Mr. Gianopulos said he was gratified by the emotional content of the computer-generated characters, as well as the response that the studio has been getting from women, particularly toward Zoe Saldana’s character, Neytiri.

Mr. Cameron was less enthused about the cross-gender reaction. “Maybe we won’t have 14-year-old girls going back to see it four times,” he said, “but it’s definitely a movie for women.”

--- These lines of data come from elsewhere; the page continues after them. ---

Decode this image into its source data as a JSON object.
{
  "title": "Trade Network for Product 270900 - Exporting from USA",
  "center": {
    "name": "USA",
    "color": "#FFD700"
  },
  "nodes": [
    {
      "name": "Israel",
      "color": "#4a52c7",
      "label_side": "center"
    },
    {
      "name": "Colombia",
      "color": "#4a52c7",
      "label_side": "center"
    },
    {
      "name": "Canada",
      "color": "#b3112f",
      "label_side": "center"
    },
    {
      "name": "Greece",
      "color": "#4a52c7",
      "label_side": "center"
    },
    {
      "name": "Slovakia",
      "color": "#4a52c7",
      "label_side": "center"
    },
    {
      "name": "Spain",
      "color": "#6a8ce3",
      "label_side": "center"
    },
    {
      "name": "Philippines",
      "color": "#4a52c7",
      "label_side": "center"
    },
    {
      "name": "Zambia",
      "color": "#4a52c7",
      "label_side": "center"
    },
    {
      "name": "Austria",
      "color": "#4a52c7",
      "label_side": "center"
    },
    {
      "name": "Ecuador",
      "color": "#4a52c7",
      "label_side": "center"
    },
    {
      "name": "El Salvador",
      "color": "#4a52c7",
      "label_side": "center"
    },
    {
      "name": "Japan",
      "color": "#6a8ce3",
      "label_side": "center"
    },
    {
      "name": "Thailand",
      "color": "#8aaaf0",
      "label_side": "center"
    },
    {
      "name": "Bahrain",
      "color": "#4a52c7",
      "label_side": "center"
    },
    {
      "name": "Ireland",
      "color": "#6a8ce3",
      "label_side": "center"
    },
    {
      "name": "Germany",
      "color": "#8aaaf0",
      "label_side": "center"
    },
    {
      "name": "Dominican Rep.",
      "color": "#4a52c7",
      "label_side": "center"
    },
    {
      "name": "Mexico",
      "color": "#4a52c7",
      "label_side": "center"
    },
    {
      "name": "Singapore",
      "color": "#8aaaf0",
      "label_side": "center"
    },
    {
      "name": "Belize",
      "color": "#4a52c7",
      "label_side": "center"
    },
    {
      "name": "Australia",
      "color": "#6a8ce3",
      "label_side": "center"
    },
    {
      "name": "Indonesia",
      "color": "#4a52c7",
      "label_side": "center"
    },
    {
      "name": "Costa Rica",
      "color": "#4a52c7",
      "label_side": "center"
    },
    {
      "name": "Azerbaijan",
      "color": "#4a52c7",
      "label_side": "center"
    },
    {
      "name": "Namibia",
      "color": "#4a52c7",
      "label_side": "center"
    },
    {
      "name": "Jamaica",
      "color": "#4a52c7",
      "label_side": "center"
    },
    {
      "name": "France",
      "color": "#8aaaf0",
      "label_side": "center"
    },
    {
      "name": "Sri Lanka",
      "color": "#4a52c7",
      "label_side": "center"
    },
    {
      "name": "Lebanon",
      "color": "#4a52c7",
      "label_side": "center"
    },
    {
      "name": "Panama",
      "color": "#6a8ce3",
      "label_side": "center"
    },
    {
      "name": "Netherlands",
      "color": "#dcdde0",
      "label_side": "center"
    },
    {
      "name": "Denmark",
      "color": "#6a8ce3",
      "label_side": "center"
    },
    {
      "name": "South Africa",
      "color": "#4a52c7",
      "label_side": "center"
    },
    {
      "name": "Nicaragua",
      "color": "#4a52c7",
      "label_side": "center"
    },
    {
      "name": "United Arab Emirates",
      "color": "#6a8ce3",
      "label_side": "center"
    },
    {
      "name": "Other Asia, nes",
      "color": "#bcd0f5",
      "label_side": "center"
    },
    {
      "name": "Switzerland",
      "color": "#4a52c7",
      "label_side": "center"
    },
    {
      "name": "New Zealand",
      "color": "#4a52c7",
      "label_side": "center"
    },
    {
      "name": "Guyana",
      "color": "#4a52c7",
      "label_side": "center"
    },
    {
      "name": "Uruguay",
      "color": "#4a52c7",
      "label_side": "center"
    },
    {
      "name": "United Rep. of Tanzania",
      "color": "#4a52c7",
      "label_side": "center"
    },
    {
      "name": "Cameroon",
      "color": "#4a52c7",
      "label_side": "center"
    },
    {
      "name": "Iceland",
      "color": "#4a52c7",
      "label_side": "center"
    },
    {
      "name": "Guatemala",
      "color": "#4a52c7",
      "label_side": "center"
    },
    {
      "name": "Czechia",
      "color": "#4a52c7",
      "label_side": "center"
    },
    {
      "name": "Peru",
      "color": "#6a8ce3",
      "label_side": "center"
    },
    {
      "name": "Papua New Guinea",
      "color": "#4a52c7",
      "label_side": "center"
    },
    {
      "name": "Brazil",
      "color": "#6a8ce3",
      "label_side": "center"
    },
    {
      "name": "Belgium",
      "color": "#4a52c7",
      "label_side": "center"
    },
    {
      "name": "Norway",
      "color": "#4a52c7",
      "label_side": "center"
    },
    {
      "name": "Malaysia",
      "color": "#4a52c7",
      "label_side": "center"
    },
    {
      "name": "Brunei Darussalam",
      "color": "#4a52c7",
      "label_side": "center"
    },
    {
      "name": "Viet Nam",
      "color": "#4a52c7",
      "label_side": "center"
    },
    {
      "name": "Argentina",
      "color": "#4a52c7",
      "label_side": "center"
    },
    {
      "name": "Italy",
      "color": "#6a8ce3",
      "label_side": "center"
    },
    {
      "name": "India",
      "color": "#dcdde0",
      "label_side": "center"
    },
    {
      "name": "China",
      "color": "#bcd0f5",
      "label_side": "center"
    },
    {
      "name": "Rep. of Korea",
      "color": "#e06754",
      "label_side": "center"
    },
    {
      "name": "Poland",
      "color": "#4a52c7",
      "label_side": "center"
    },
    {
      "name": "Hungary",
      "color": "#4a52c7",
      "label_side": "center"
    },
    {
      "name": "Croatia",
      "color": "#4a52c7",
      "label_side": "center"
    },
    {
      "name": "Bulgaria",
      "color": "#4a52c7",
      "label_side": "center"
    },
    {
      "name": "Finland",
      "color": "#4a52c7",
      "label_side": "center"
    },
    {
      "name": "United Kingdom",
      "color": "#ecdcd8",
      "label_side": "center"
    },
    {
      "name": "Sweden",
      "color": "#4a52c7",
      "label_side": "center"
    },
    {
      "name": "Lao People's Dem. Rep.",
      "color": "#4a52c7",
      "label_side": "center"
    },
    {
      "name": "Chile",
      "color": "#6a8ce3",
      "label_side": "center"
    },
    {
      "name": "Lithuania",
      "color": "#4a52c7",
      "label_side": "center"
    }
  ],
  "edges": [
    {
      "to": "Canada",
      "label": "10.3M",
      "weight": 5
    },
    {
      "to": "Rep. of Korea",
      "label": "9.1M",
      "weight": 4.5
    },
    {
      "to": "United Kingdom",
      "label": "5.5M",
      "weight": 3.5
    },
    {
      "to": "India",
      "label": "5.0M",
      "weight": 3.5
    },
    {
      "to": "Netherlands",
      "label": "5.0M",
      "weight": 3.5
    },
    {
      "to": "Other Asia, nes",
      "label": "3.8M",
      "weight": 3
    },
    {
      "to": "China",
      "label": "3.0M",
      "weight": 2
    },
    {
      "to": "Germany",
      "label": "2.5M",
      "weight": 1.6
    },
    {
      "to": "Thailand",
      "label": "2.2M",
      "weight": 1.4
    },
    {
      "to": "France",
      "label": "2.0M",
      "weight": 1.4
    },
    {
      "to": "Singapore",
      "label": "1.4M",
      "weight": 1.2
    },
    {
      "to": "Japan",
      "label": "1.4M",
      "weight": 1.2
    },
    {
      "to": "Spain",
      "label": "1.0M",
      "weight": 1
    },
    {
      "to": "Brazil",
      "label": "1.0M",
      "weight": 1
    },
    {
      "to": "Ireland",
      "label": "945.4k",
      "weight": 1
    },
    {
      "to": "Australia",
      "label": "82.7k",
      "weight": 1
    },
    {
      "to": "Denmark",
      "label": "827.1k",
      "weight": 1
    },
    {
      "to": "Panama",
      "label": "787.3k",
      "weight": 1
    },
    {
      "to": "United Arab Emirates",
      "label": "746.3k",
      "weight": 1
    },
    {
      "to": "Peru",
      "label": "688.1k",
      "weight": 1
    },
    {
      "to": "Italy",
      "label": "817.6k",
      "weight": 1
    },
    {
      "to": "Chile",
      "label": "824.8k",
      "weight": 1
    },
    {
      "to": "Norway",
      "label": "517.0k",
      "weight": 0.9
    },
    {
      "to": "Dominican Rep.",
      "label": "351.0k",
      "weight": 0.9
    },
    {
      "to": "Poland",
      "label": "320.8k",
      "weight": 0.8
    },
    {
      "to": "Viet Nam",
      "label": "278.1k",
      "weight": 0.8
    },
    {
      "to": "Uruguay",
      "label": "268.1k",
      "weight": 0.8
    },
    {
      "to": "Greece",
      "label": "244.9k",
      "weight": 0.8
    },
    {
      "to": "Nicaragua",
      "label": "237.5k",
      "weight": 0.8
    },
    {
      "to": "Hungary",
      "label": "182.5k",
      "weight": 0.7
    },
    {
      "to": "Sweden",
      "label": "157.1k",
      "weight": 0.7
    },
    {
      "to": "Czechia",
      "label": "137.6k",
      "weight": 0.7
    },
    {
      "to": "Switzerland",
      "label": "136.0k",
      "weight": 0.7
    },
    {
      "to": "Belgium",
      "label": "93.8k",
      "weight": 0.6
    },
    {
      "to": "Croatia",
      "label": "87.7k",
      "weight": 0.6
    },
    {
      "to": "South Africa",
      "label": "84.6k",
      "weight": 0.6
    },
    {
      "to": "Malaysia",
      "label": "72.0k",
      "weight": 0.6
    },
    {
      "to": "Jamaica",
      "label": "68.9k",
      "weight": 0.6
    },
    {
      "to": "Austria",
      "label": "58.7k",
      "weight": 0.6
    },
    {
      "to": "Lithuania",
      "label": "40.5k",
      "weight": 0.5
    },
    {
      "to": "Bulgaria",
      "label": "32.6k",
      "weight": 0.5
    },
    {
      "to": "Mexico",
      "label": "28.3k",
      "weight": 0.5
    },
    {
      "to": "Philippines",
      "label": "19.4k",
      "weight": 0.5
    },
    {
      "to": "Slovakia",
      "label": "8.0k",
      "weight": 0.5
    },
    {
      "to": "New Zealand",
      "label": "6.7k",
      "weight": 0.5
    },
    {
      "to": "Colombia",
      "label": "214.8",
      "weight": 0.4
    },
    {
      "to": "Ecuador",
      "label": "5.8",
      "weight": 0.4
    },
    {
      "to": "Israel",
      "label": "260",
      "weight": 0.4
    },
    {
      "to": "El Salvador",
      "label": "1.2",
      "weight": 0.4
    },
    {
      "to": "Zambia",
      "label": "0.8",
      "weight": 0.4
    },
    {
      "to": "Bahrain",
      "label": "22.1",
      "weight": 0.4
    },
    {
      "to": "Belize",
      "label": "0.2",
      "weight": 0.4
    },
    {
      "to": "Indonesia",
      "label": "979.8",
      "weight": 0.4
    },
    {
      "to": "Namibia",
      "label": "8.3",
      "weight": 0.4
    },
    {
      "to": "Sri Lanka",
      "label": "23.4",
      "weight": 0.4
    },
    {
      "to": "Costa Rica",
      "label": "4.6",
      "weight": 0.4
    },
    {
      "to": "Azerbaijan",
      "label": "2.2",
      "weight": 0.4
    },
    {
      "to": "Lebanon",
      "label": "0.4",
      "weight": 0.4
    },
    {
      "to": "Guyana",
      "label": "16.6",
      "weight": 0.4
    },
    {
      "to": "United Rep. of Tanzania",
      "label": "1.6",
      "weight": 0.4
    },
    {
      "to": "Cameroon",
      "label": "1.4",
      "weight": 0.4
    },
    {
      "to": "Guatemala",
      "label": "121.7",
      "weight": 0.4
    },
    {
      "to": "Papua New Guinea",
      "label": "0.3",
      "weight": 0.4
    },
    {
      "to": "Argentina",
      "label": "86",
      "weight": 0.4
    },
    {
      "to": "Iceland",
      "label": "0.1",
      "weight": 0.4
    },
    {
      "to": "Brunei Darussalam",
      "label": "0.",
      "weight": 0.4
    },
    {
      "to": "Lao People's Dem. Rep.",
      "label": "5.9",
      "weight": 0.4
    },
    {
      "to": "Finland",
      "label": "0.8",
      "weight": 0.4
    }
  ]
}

It’s also a move about peace, from a guy who admits to paramilitary impulses. “I have an absolute reverence for men who have a sense of duty, courage,” he said. “But I’m also a child of the ’60s. There’s a part of me who wants to put a daisy in the end of the gun barrel. I believe in peace through superior firepower, but on the other hand I abhor the abuse of power and creeping imperialism disguised as patriotism. Some of these things you can’t raise without being called unpatriotic, but I think it’s very patriotic to question a system that needs to be corralled, or it becomes Rome.”

Not that “Avatar” is a lecture. It’s too noisy for that. “He does like loud noises,” Mr. Lang said. “It’s the boy in us, it’s the fun part of filmmaking.” He recalled his last of shooting in Playa del Rey. “There was no day Jim didn’t come in with a sparkle,” Mr. Lang said. “But this one day he had this special sort of twinkle in his eye. And the first thing out of his mouth was ‘So, Slang, is it cool if we incinerate you today?’ ‘Sure,’ I said, rhetorically, ‘whatever you want,’ and that’s what we did. He proceeded to set me on fire.”

What Mr. Cameron wants now is the world to thrill at both the fireballs and other visual marvels he’s concocted, and the story they’re in service to. And, after the early December screening, he seemed past his April doubts of whether he’d “want do this again.” He seemed confident that the movie worked emotionally, technically and artistically. “Interestingly,” he added, “that bodes well for a sequel.”

And if there is no sequel? “It means we didn’t make any money.”